I have absolutely enjoyed this snow storm. My husband has been off work every day that I have. My stepsons are out of school and off work. We have not lost power or water. We are warm and well fed.
I love snow. I’ve loved it for as long as I can remember. Snow days were fun as a kid. I remember my mom helping us put bread wrappers over our shoes to keep the snow out, putting socks on our hands when missing gloves couldn’t be found and newspapers on the kitchen floor to welcome us back inside the house. At least once we were snowed in at my grandma and grandpa’s house. If I have the story right, my dad had to drive back out to our house, hike up the driveway and retrieve my mom’s hospital bag–she was days away from delivering my youngest sister. Cabinet doors left open with water dripping and heaters blaring, piles and piles of blankets at night, pajamas with feet and my brothers’ blanket shirts are all a part of my childhood winter memories. One time the bus couldn’t turn down our road, so a high school boy carried my sister the 1/8 of a mile to the bus. In high school a friend of mine’s car went into the ditch a mile from our house on his way home from work. He walked the long, cold mile and slept on our couch that night. Although classes weren’t cancelled in college, I have great memories of playing in the snow with my friends, making snow ice cream and bundling up for the windy walk on the hill. I lived at home during my first few years of teaching and one of my greatest memories is my aunt getting snowed in at our house. My two sisters, my mom and I bundled up to play in my grandma’s yard and afterwards Aunt Carol whipped up one of the best batches of snow ice cream I’ve ever tasted.
Snow makes me happy. Really. The first time I recall actually happiness associated with snow was during my first year of teaching. I was dealing with the recent break-up of a long-term relationship. Muddling through, day by day, mourning the loss of my first love as dramatic as any other 22 year old facing a life of singledom would be. I distinctly remember walking out the backdoor of my classroom across the courtyard to my principal’s office and it began to snow. Beautiful, big, fat, fluffy snowflakes floated to the ground. Not a snow that would cancel school. Not a snow that brings everyday life to a screeching halt. Just a beautiful snow from heaven that made me smile. I also happen to be a fan of classic literature. I read A Farewell to Arms in high school. While I don’t remember all of the details regarding the characters, plot, etc. I do remember that snow symbolizes safety, purity and contentment; rain represents death, agony and despair. There have been other times in life when I was just feeling a bit blue, or maybe even really sad for a legitimate reason…and honestly, a snowfall just lifts my spirits.

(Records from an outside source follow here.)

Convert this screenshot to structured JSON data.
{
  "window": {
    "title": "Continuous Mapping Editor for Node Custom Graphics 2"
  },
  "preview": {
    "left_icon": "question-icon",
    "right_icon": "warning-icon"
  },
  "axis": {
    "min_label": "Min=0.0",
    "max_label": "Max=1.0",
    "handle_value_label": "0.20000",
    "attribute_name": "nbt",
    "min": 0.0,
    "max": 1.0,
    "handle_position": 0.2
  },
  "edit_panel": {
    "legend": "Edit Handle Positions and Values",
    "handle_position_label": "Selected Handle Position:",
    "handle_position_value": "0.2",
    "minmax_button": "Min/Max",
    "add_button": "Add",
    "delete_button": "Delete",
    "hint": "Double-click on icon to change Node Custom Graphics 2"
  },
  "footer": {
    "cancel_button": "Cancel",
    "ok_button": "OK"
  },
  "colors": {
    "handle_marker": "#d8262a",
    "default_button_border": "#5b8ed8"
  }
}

So yes, I love snow. I love the sparkly, glittery, untouched snow that covers the yard. I love the clumps of snow in the evergreen trees. I love staying inside and cooking for my family. I love bundling up and building snowmen and snowforts. I love the adventure of an ice storm and the memories it creates. I love the quiet, beautiful neighborhood streets. And I love the anticipation of a day off of work.
All of that to say…
I realize that not everyone is filled with love for the cold, white stuff. My brother-in-law worked many extra hours when his patrol car was stuck for the last time early Tuesday morning. My pharmacist family members do not have the luxury of staying home when the roads are bad. I’m not so caught up in my own enjoyment to not realize that there were people who couldn’t stock up on food because they were waiting for their first of the month paycheck or their food stamps. I know there are families that are not accustomed to feeding their children lunch at home every day, and their budgets are already tight. I also know that while my husband and I are salaried employees who will continue to receive our regular paychecks, many hourly workers are wondering how they will pay their heating bills this month.

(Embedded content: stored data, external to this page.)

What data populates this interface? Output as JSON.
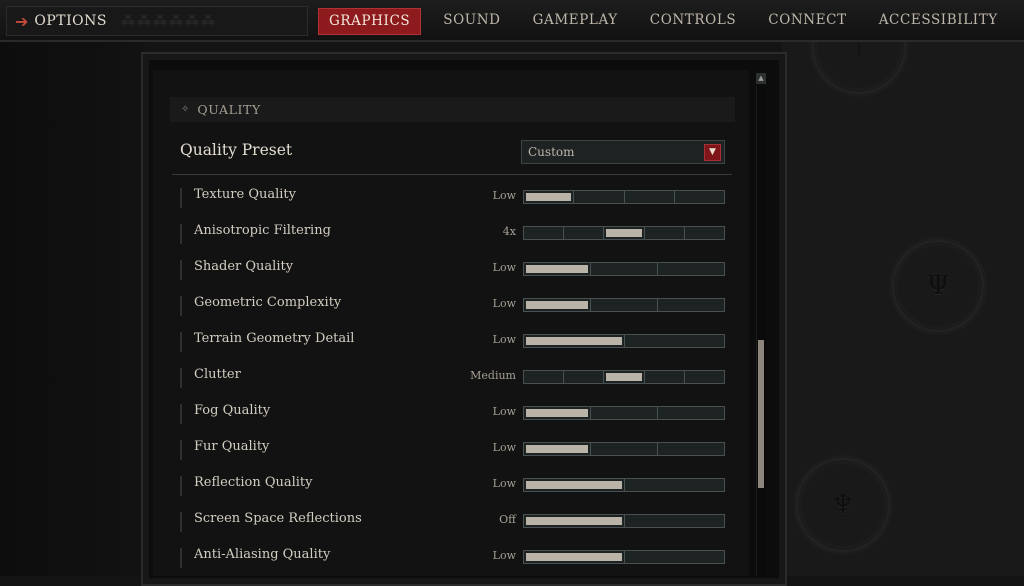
{
  "topbar": {
    "title": "OPTIONS",
    "back_icon": "arrow-right-icon",
    "tabs": [
      {
        "label": "GRAPHICS",
        "active": true
      },
      {
        "label": "SOUND",
        "active": false
      },
      {
        "label": "GAMEPLAY",
        "active": false
      },
      {
        "label": "CONTROLS",
        "active": false
      },
      {
        "label": "CONNECT",
        "active": false
      },
      {
        "label": "ACCESSIBILITY",
        "active": false
      }
    ]
  },
  "colors": {
    "accent_red": "#8d1a1c",
    "bar_fill": "#b9b3a8",
    "text": "#d4cec2"
  },
  "section": {
    "label": "QUALITY"
  },
  "preset": {
    "label": "Quality Preset",
    "value": "Custom"
  },
  "settings": [
    {
      "label": "Texture Quality",
      "value": "Low",
      "segments": 4,
      "selected": 1
    },
    {
      "label": "Anisotropic Filtering",
      "value": "4x",
      "segments": 5,
      "selected": 3
    },
    {
      "label": "Shader Quality",
      "value": "Low",
      "segments": 3,
      "selected": 1
    },
    {
      "label": "Geometric Complexity",
      "value": "Low",
      "segments": 3,
      "selected": 1
    },
    {
      "label": "Terrain Geometry Detail",
      "value": "Low",
      "segments": 2,
      "selected": 1
    },
    {
      "label": "Clutter",
      "value": "Medium",
      "segments": 5,
      "selected": 3
    },
    {
      "label": "Fog Quality",
      "value": "Low",
      "segments": 3,
      "selected": 1
    },
    {
      "label": "Fur Quality",
      "value": "Low",
      "segments": 3,
      "selected": 1
    },
    {
      "label": "Reflection Quality",
      "value": "Low",
      "segments": 2,
      "selected": 1
    },
    {
      "label": "Screen Space Reflections",
      "value": "Off",
      "segments": 2,
      "selected": 1
    },
    {
      "label": "Anti-Aliasing Quality",
      "value": "Low",
      "segments": 2,
      "selected": 1
    }
  ],
  "scroll": {
    "position_fraction": 0.55
  }
}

My boys are old enough to entertain themselves with minimal supervision. They sleep late. And we live close enough to their mom’s house that they’ve been splitting their time between two houses as usual. I don’t have cranky toddlers or kids who have difficulty with a disrupted routine. My family is healthy and we don’t have to think about getting out to go to the doctor.
I’m not trying to run a shelter for the homeless or at-risk families and wondering when the grocery stores will be restocked in order to provide food to those who need it, rather than those who are just tired of eating what they have at home. I’m not making decisions about when Meals-On-Wheels should resume deliveries. I’m not waiting on important mail to be delivered. I don’t need prescriptions filled.

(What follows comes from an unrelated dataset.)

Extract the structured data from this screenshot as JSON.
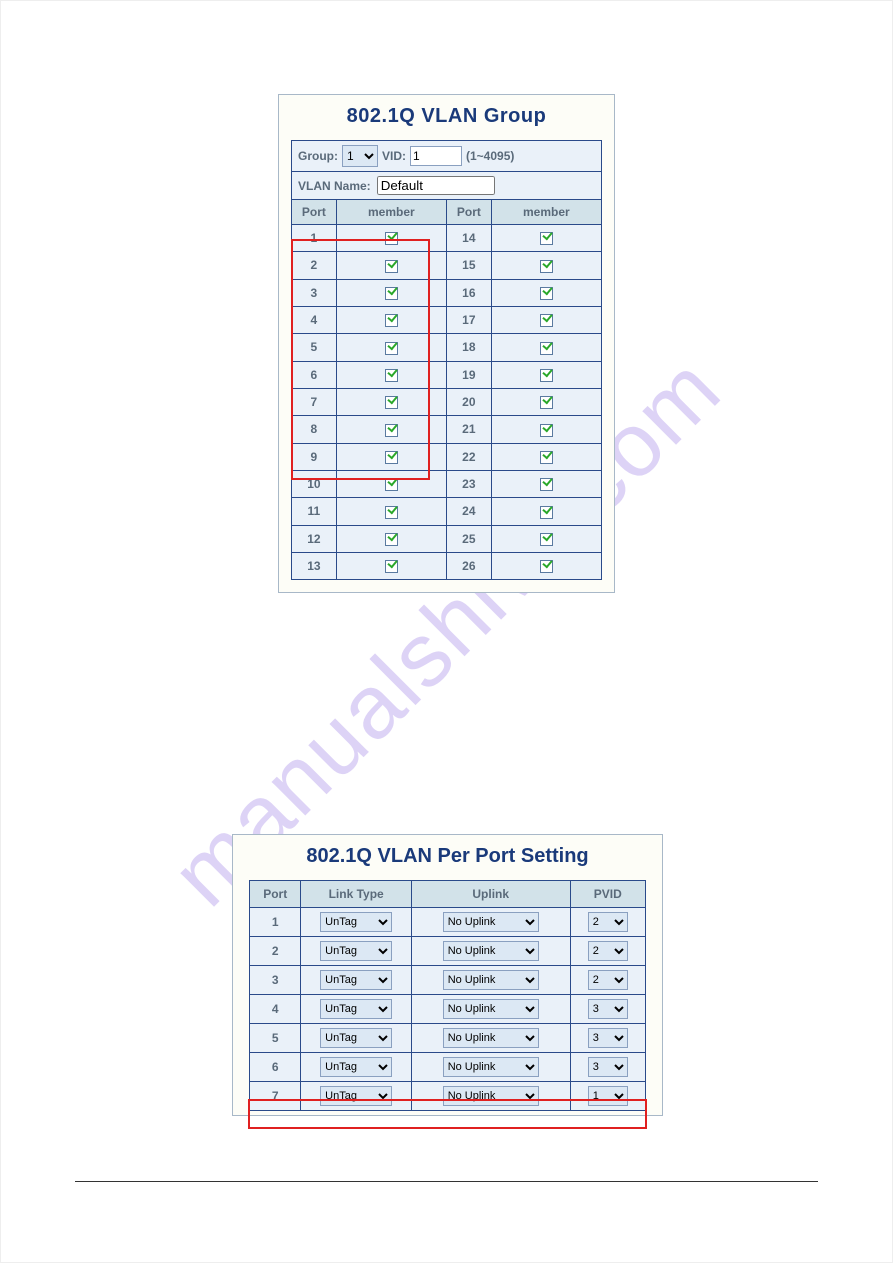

We started out with a houseful of food that we love. I have a husband that likes the challenge of driving on snow packed streets, and he’s restocked our supplies. He also took his youngest out to the movies as a break from online high school. His classes don’t stop and in fact, he ends up doing more because we’re home to help. Rob drove Calvin to work tonight and kept this stepmom from being worried. The chili is in the crockpot and the family is piled into our bedroom to watch the Superbowl. The worst we’ve got going on is a small dose of toomuchtogetherness.
I’m well aware of my blessings and am trying to be aware of the needs of others.
Please join me in praying for them tonight.